The association of DST with self-reported life satisfaction scores was assessed using mixed-effect models and found to be negatively associated with individual well-being.5 The effect of DST was more significant for men and those with full-time employment. In a survey of sleep patterns in 55 000 participants, adjustments to the autumn time zone shift were easier, but adjustments were more difficult in the spring. There was a lower quality of sleep reported in participants up to 2 weeks afterwards during the spring season.6
Using time use data (eg, how individuals spent their time) in the week before and after the transition to DST, the transition to DST resulted in an average of 15 to 20 fewer minutes of sleep.1 High school students studied during the DST transition showed reduced weeknight sleep duration (approximately 30 minutes), as measured by actigraphy.7 The average sleep duration was 7 hours and 51 minutes on pre-DST transition weeknights and 7 hours, 19 minutes post-DST weeknights. In addition, longer reaction times, increased lapses in vigilance, and increased daytime sleepiness were documented. While it is important to recognize that this study only involved 40 students and was limited to the week following the DST transition, an American Academy of Sleep Medicine consensus statement has recommended 8 to 10 hours of sleep for adolescents on a regular basis.8 These recommendations were based on a detailed literature review that documented adverse effects of chronic sleep loss on attention, behavior, learning problems, depression, and self-harm. Additional studies will be needed to document whether transitions to DST have more long-term associations with adolescent sleep and contribute to adverse effects.

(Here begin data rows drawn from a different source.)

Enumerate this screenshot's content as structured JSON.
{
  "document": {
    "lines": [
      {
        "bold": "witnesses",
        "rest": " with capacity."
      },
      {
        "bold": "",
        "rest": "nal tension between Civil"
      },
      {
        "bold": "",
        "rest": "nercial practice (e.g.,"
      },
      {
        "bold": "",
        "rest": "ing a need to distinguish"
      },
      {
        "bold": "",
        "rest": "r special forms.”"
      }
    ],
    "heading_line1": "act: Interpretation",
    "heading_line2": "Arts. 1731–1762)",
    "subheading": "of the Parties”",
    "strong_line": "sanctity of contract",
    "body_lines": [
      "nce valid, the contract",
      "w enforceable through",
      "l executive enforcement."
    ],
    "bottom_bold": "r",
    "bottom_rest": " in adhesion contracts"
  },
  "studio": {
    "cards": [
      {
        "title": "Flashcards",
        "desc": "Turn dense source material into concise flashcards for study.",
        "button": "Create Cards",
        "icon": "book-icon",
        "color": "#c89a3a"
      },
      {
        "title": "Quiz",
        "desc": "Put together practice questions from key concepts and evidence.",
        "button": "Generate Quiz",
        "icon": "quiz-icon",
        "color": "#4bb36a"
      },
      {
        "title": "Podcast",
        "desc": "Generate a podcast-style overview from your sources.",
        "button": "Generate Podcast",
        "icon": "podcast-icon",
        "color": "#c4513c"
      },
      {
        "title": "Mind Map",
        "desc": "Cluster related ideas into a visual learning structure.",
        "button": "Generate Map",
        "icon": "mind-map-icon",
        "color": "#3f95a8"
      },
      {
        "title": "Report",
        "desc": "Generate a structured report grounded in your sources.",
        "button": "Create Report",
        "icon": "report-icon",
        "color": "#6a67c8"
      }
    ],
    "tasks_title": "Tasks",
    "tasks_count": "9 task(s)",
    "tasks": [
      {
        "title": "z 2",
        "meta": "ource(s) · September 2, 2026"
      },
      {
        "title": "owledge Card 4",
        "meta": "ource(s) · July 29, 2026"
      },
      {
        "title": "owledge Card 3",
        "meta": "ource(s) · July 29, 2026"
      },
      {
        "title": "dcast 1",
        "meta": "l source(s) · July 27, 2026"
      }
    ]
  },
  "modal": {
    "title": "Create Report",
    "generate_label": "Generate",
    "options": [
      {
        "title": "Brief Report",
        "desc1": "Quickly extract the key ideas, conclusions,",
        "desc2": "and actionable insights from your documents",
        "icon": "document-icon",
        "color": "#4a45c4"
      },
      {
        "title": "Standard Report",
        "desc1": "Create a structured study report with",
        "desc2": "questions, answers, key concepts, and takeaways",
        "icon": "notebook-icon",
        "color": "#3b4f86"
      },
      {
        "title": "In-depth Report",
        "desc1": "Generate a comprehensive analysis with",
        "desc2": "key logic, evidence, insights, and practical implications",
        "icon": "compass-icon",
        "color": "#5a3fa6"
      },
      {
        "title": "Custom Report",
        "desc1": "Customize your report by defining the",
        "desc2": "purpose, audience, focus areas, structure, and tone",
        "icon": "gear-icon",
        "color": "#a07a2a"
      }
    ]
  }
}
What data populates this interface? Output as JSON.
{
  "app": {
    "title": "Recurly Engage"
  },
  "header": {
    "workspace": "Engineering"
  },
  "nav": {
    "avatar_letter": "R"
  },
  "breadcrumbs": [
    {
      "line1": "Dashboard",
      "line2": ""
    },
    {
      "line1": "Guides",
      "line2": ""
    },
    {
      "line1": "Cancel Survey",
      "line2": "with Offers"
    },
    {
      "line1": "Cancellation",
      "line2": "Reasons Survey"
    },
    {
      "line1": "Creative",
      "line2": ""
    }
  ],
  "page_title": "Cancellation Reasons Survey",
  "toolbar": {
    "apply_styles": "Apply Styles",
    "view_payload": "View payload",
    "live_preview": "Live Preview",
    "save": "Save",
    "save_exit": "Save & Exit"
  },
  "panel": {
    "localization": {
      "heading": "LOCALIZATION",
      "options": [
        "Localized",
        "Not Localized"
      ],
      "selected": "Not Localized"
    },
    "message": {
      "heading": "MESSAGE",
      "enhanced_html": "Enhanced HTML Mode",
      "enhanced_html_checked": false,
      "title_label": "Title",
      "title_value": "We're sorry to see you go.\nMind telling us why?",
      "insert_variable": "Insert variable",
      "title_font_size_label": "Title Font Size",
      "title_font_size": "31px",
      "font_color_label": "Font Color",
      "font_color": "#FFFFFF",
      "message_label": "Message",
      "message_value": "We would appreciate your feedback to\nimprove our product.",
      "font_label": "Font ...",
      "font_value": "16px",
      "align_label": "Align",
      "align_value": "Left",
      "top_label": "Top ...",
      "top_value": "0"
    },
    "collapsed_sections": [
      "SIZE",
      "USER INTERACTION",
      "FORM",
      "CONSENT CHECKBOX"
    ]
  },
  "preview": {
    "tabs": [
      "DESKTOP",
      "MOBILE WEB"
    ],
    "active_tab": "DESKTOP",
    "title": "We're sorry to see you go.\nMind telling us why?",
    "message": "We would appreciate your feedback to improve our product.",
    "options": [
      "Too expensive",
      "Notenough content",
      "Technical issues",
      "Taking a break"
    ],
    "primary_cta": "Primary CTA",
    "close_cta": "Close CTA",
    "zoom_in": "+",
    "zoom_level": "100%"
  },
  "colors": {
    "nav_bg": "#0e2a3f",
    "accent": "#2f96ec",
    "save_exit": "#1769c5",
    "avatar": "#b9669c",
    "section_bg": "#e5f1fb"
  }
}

Genetics of Circadian Disruption

The negative health outcomes associated with the DST transition may be associated with disruptions in the underlying genetic mechanisms that contribute to the expression of the circadian clock and its behavioral manifestations in neurology (ie, chronotype).9 It is well established that genetic factors help to regulate the sleep-wake cycle in humans by encoding the circadian clock, which is an autoregulatory feedback loop. When sleep time shifts there is global disruption in peripheral gene expression, and even the short-term sleep deprivation that occurs following the transition to DST may alter the epigenetic and transcriptional profile of core circadian clock genes.10 While it is unclear how disruptive a 1-hour time change is to otherwise healthy individuals, it is possible that individuals with extreme manifestations of chronotype or circadian rhythm sleep-wake disorders, neurological disorders, or children and adolescents whose brains are still developing are more susceptible to the adverse health effects that occur following the DST transition.

Conclusions
Transitions to DST have documented detrimental associations with the brain, specifically ischemic stroke, with the risk of myocardial infarction and well-being also affected. A lower quality of sleep, shorter sleep duration, and decreased psychomotor vigilance have also been reported. Additional studies are needed to understand the causes of these detrimental effects and the role of sleep deprivation and circadian disruption. Based on these data, we advocate for the elimination of transitions to DST.